As I mentioned recently, the ultra-high-performance of the Canon RF 100-300mm F2.8 L IS USM Lens means still excellent image quality with extenders mounted, including the Canon RF 2x Extender. The 2x addition results in a 200-600mm f/5.6 IS lens, and ideal choice for wildlife photography.
So, this combination and I headed out for some birding.
A great blue heron was standing on a small, mostly-submerged log — for a long time. I was having the oft-repeated stay-or-go argument with myself when the bird started looking intently into the water, clarifying that staying won the argument. The bird plunged its head and entire body into the water and came up with a speared sunfish.
I know, these birds do this every day — it is how they survive. However, what the bird did was incredible.
Duckweed covers the entire surface of the water (except where the plunge just occurred), making underwater visibility from above water, even for a bird, seemingly impossible, but this heron performed a perfect strike at the extent of its reach under these circumstances.

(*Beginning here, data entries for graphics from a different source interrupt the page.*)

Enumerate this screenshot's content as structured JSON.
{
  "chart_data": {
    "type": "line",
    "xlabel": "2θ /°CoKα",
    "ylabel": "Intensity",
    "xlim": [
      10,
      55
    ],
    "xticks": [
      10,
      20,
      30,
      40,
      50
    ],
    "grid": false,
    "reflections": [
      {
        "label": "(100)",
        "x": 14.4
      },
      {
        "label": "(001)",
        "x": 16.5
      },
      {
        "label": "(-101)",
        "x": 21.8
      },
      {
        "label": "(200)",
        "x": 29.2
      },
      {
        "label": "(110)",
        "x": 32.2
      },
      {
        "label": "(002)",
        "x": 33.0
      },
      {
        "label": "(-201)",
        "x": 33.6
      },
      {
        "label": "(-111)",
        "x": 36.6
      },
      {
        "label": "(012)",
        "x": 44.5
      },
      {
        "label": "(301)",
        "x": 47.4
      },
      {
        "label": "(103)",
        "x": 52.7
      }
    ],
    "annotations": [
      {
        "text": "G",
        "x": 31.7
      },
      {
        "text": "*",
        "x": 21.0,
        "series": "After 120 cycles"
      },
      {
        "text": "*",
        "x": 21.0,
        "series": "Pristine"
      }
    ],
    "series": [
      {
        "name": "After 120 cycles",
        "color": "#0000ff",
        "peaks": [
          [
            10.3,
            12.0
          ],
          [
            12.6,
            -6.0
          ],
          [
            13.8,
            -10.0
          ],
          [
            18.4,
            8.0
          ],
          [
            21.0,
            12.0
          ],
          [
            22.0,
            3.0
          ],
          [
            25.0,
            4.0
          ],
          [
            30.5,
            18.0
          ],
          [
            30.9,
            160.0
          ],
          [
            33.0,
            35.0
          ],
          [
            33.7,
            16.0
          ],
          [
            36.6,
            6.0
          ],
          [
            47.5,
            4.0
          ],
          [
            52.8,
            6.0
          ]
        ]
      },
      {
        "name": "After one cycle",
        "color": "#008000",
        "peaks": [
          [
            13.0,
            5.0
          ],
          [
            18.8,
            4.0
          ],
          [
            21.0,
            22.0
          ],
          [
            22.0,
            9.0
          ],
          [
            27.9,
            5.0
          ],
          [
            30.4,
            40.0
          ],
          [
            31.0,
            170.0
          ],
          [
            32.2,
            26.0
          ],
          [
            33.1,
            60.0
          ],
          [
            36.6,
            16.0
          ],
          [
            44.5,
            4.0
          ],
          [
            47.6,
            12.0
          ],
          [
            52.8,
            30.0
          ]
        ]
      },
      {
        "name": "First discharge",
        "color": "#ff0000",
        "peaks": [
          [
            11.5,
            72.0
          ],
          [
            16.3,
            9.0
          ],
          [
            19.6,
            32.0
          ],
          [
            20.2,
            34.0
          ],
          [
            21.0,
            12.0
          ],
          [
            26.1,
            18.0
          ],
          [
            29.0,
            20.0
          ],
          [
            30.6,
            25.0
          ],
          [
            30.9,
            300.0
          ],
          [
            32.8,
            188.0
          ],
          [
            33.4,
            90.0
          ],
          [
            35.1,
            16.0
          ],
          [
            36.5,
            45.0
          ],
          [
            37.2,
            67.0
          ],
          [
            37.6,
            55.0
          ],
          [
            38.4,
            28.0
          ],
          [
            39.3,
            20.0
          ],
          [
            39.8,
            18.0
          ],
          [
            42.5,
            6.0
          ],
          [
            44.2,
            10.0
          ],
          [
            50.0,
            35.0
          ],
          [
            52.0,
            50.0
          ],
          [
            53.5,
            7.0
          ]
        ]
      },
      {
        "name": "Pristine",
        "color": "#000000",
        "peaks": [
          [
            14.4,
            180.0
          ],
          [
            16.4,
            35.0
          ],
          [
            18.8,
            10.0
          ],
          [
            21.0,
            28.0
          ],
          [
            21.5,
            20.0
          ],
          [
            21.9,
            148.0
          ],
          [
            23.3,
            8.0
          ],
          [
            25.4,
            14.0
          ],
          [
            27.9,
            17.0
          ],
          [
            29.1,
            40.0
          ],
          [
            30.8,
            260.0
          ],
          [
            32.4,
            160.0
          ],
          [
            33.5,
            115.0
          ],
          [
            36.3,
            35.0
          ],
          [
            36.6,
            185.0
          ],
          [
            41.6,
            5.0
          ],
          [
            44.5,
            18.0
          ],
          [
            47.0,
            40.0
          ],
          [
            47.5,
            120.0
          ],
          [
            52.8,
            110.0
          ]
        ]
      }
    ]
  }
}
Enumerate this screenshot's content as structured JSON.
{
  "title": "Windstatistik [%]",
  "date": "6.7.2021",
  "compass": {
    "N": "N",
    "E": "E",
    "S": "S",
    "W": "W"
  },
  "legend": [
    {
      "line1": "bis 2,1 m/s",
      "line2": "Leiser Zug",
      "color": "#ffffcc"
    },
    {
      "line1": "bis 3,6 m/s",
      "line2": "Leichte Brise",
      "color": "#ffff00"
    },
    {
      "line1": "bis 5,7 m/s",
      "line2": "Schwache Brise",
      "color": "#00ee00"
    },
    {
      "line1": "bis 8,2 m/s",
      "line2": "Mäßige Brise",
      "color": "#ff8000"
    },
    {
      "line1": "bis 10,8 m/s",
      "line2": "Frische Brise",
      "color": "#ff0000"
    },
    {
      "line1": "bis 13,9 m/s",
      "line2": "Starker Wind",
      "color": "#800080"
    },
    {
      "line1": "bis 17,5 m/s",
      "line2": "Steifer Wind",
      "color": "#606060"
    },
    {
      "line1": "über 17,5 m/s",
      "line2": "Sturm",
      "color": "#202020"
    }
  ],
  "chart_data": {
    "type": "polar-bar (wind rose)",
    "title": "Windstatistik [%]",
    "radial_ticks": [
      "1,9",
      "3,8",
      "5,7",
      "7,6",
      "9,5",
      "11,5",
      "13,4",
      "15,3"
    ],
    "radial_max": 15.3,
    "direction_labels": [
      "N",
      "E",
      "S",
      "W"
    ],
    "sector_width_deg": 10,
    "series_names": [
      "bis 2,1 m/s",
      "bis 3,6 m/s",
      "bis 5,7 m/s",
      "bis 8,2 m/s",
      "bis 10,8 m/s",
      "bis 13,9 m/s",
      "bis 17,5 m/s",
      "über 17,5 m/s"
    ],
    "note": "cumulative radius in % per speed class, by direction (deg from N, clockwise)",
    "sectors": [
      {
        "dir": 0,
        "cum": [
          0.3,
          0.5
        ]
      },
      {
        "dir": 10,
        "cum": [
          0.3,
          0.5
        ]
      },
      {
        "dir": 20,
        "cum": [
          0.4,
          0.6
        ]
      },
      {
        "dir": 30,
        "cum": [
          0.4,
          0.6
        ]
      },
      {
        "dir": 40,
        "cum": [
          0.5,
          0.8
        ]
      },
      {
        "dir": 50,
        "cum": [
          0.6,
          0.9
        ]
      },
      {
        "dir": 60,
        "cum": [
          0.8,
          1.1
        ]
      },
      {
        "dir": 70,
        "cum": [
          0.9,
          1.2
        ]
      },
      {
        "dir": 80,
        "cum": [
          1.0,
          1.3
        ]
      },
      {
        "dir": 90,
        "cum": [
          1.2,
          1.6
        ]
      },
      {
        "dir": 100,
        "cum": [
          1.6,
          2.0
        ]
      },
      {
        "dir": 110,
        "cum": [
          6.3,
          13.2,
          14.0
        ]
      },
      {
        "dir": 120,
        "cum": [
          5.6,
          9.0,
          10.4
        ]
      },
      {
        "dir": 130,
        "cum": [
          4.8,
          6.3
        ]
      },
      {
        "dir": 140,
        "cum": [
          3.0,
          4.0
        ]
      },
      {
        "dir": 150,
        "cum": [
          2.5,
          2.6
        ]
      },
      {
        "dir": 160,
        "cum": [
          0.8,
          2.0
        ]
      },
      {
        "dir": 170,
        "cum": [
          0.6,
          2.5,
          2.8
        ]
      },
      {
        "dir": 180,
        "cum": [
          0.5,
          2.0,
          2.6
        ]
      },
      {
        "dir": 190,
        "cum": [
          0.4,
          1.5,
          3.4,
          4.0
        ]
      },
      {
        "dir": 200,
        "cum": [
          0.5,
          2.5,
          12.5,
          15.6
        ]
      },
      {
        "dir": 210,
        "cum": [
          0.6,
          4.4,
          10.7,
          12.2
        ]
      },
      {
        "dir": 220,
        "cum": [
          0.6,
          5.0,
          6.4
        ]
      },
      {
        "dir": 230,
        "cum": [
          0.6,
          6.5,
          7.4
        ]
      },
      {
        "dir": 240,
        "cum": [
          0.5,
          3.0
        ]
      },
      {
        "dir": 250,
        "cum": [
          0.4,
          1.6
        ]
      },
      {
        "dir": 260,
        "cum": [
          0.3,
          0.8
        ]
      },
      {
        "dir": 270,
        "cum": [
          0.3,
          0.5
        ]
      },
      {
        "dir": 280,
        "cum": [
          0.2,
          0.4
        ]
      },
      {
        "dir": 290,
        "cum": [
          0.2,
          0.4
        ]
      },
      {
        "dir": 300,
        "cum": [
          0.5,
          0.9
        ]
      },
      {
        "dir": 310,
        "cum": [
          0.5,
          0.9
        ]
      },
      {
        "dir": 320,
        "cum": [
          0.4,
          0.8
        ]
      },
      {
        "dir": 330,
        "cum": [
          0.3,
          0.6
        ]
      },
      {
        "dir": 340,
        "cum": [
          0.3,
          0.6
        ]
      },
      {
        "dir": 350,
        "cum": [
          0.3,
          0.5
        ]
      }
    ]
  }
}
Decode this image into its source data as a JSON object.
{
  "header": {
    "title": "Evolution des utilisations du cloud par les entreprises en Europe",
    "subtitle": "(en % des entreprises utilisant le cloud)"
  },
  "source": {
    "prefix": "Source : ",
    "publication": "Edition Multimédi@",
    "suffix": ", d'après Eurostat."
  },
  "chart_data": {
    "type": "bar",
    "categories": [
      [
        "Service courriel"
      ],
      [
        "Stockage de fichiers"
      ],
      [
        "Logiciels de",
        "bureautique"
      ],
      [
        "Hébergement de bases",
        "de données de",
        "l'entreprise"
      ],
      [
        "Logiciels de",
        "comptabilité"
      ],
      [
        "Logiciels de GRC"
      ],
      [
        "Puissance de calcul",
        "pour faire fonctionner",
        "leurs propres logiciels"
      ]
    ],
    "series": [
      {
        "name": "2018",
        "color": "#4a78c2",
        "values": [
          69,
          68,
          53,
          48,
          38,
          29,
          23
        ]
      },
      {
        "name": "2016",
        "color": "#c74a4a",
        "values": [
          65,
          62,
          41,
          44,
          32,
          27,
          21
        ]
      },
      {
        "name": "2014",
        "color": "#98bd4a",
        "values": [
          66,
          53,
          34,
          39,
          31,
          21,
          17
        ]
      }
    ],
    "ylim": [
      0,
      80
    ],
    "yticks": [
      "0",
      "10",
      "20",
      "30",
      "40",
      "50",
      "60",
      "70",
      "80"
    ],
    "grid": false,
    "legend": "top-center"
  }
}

Upon shaking the duckweed from its feathers, the heron turned slightly toward the camera for an "I'm so cool" hero pose.
Significant foreground obstructions mean limited openings for shooting in this location, and I couldn't move any further away from this great blue heron. The Canon RF 600mm F4 L IS USM Lens is my usual choice for the selected location. While that lens has a 1-stop aperture advantage, it lacks the other focal lengths. The RF 100-300 with the 2x in place provides the 600mm angle of view while enabling zooming out to 339mm from this GBH vantage point for a full-body image.